Programmatically interact with Tamr
https://tamr-client.readthedocs.io
Apache License 2.0
11 stars 25 forks source link

Remove dependency on simplejson and use a custom encoder when needed #468

Closed skalish closed 4 years ago

skalish commented 4 years ago

↪️ Pull Request

This PR breaks the dependency on simplejson in two ways:

tamr_client

The onus is placed on the user to ensure that their record updates do not contain NaN values, and that these are instead cast to the Python None. NaN values in a pandas DataFrame will not cause issues in the dataframe.upsert function since the generated dictionaries are sanitized by the Series method to_json.

tamr_unify_client

The usage of simplejson in the method Dataset._update_records has been replaced by using a custom JSON encoder when passing ignore_nan=True. This is now the only json_arg that is supported.

The custom encoder, defined in _custom_encoder.py is minimally changed from the standard library encoder to cast NaN (and Infinity/-Infinity) to 'null' in the style of simplejson. Compare to json and simplejson.
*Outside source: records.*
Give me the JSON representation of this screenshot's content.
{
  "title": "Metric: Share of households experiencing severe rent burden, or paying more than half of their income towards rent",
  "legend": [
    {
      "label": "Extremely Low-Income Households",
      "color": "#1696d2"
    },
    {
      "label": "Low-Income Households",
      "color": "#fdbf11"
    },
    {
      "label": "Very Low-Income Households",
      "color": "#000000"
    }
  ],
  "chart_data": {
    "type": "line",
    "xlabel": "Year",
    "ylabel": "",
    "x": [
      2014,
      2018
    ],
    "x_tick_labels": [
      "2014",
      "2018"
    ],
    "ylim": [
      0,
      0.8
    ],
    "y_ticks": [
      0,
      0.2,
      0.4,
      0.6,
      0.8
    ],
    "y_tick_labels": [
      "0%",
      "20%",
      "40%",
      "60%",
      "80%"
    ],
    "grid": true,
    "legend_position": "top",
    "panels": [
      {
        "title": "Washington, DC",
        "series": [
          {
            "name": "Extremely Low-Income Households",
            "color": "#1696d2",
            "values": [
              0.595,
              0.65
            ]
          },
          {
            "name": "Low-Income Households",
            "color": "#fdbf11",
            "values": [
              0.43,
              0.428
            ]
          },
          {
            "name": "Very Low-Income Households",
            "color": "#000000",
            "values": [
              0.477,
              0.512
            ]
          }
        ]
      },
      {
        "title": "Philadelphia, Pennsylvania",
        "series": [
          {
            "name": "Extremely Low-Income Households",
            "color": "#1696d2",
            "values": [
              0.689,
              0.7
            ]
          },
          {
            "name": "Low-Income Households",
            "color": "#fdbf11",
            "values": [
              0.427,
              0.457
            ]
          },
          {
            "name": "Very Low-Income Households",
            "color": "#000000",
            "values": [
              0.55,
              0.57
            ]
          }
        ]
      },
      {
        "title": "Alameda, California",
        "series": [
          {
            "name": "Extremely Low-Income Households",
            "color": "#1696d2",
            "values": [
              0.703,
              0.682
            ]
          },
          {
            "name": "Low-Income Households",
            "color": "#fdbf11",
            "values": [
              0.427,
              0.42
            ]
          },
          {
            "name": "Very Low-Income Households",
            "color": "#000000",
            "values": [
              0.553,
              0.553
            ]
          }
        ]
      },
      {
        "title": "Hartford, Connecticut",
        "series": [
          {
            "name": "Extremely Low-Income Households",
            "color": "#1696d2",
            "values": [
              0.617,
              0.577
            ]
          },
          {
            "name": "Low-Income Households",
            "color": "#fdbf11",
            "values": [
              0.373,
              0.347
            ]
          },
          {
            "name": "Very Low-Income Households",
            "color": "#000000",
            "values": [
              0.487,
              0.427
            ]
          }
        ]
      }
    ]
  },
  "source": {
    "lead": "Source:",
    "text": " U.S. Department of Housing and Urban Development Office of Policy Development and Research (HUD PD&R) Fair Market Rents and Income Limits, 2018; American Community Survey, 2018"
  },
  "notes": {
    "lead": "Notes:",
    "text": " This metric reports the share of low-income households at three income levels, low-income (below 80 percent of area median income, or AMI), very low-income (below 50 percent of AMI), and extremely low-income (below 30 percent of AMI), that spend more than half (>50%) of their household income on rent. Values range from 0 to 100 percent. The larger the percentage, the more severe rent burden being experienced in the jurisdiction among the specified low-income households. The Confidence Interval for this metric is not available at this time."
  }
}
The method Dataset.upsert_from_dataframe has had the argument ignore_nan removed, since this is the only reasonable behavior. The implementation there has been changed to mirror the solution in tamr-client. (Maybe the parameter should be left to avoid a breaking change and be raised as a deprecation warning).

Closes #455

✔️ PR Todo

skalish commented 4 years ago

In terms of changelog, I think there is a breaking change in that the only json-encoding parameter that is accepted now is ignore_nan. Besides that, what is the best way to communicate these changes that are only user-facing in that simplejson is no longer a dependency, and deprecation warning are now added?

skalish commented 4 years ago

Gave it a shot, but the changelog could use a quick once-over to be sure the messaging is right and complete.